Likewise, Yahoo found, after testing color and other variables, that Instant Message usage increases with the number of friends on the Instant Message Friends List, five being the “tipping point.” So it started the Just Add Friends campaign to get consumers to the magic number five.

“Imagine tons of patterns like these lurking in the data,” he says. The challenge is to “fish them out and make them come to the surface.”

Some marketers might respond that they can perform similar feats. But Fayyad had a larger point —that advertisers are missing a massive opportunity online, of which Yahoo is only a part.

Americans now spend 15% of their weekly media time on the Internet, but only 6% of all advertising dollars are being spent on it, he noted.

Search alone delivers 150 million leads per day (and Yahoo has a new strength in that market thanks to its purchase of Overture). And why is it so potent? “Because you have a glimpse of intent at an instance in time,” Fayyad said. “Clickthrough is 100 times more likely.” (He implied, though, that intent can also determined from behavioral analysis, and that ads served on that basis may be undervalued).

Companies are equally dim about online metrics, he continued.

“Total traffic not a good performance measure,” he said. “High-traffic referral sites often produce poorer quality clickthroughs, and the best response is not always the most effective.”

One site might generate four times the traffic of another site—and the same level of conversions. According to Fayyad, site two is the one you should invest in, although “the response would lead you to a completely conclusion.”

And conversions are a more effective measurement than clickthroughs.

“Firms know how to drive traffic, but they don’t think about what happens on that landing page,” Fayyad said. “That’s why we typically end up measuring only the clickthroughs. Some sites are really good, some are bad. Although you have expressed desire, they drive you away.”

In the end, it’s all about linking the brand impact of ads with classical direct response.

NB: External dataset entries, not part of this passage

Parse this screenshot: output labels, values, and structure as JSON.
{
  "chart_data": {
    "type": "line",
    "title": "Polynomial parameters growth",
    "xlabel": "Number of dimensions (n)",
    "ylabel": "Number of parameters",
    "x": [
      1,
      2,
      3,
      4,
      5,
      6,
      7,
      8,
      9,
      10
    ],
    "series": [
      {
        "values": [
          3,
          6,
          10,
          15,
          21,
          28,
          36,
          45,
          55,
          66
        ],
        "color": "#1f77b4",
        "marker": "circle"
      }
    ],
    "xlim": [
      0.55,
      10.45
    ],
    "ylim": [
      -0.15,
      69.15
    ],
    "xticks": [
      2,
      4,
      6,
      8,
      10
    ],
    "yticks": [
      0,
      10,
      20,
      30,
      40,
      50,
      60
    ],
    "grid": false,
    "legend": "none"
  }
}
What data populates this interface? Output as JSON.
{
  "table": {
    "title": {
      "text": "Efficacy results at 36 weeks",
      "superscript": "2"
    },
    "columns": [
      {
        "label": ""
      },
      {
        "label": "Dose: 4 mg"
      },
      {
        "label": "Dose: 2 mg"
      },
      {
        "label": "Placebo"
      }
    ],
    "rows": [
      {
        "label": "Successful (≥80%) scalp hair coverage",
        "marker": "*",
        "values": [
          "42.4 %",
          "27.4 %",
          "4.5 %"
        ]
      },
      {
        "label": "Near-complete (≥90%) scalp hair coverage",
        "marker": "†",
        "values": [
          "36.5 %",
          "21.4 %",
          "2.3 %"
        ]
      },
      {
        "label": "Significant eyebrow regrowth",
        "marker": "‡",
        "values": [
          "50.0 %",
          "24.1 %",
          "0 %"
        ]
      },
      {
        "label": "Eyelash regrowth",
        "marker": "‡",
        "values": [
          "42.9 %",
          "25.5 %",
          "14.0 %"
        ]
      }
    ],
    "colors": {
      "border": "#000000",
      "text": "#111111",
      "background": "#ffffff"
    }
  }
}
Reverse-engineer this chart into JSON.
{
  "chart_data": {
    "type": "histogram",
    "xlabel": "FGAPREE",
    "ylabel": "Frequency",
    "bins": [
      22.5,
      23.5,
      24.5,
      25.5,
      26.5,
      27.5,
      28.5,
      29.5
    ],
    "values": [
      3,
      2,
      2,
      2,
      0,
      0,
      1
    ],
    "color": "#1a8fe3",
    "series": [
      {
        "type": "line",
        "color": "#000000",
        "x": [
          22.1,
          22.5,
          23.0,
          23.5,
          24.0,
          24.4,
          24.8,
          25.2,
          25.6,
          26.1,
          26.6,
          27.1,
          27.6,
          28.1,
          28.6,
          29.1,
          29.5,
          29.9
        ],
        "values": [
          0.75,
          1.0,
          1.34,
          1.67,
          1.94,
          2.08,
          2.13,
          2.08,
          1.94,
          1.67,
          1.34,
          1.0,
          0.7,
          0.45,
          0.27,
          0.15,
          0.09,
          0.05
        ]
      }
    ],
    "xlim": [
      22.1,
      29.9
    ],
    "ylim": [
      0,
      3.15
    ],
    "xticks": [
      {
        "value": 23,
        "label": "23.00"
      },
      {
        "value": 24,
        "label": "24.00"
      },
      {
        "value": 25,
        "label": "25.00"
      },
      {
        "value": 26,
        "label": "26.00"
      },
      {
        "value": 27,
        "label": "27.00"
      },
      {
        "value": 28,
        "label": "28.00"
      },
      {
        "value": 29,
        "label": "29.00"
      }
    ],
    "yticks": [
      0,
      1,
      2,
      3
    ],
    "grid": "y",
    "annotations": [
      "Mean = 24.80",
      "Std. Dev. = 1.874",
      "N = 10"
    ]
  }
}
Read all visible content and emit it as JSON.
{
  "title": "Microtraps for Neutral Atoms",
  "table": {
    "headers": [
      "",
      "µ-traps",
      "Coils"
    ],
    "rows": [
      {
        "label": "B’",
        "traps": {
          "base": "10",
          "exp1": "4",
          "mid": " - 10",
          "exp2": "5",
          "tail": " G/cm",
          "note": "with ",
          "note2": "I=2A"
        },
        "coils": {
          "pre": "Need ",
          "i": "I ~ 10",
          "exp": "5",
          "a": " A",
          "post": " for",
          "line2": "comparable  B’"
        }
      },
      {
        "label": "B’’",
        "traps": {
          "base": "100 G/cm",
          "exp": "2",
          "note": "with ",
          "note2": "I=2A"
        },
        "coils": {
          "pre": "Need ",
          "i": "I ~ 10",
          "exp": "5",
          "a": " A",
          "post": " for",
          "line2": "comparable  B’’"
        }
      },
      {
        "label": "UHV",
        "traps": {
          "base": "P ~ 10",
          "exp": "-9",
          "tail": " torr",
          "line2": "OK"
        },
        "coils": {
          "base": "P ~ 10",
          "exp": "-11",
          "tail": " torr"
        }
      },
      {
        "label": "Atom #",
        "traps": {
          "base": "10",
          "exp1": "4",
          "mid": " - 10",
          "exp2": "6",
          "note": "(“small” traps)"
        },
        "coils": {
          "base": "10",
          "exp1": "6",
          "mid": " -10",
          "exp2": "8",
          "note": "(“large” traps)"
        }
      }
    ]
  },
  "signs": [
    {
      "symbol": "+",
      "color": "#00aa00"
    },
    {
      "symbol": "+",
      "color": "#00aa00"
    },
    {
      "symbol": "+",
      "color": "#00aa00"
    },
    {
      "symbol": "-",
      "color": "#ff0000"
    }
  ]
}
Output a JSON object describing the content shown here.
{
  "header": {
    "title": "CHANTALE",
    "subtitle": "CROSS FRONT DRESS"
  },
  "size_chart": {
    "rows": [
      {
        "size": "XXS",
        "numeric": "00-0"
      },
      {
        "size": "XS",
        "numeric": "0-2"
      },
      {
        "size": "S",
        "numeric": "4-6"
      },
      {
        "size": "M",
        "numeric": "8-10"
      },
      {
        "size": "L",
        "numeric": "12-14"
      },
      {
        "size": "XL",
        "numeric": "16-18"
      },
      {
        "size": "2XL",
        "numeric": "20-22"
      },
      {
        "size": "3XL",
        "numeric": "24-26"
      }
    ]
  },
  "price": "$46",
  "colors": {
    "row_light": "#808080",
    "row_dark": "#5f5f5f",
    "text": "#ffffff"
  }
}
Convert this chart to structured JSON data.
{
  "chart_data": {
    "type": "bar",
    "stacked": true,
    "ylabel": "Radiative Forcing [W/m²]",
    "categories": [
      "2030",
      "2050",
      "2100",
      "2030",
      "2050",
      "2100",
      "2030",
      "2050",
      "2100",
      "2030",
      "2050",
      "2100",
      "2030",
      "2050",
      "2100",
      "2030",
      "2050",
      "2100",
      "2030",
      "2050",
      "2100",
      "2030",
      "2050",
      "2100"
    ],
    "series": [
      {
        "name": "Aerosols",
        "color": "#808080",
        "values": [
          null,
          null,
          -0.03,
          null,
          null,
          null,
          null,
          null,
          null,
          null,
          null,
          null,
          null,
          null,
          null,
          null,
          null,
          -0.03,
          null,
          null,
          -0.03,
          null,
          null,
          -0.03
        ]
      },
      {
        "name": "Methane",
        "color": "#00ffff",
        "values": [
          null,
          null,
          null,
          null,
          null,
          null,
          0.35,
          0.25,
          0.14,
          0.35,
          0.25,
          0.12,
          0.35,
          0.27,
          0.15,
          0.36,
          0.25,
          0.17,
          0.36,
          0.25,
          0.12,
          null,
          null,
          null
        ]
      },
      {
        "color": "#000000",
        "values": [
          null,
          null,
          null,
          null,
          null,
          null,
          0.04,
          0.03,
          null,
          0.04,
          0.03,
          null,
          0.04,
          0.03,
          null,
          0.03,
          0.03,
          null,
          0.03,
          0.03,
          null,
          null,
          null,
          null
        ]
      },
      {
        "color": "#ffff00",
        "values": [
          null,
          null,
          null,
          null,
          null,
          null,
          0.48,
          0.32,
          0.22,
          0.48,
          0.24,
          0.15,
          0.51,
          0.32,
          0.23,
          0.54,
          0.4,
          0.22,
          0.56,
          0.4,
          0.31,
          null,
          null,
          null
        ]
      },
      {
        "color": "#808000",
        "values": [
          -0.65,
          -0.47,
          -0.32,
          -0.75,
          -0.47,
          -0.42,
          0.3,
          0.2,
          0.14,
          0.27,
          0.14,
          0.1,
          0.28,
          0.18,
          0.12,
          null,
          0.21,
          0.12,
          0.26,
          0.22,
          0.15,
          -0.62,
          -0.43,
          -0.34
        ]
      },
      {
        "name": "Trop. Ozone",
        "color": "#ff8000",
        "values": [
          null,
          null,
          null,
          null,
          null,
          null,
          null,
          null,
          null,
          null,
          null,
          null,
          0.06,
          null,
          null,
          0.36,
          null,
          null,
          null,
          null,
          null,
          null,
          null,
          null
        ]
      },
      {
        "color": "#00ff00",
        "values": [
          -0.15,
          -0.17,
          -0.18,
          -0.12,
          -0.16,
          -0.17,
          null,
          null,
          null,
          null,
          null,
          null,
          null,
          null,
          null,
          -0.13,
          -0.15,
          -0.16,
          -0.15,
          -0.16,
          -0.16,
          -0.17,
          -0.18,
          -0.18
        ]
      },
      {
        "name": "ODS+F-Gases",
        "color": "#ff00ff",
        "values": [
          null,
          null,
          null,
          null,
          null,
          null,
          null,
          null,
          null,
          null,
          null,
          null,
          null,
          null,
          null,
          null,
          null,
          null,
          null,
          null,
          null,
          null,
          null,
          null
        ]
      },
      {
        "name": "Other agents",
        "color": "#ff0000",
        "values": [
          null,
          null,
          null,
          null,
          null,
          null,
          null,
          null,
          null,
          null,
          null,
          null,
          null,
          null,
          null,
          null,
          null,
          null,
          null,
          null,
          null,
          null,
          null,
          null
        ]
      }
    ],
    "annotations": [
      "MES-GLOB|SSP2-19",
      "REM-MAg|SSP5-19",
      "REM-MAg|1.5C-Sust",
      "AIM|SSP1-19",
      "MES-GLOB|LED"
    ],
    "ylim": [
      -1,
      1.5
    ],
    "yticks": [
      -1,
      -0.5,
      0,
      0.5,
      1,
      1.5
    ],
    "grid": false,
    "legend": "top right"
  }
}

To illustrate this, Fayyad described a funnel, with brand at the top and direct marketing at the bottom. The top represents awareness and the bottom purchase.

What happens in the vast area between awareness and purchase? Consideration.

And which tactics do marketers use to reach someone at that stage? “My answer, after research: Essentially, none,” Fayyad said. And yet consideration takes up the majority of the time. “So there’s a huge business at the top, and a huge business at the bottom, and nothing in between,” he added. It’s by influencing this period that the narrow drip of customers at the bottom of the can be widened.

Say one thing for Dr. Fayyad: I didn’t see a single database marketer walk out.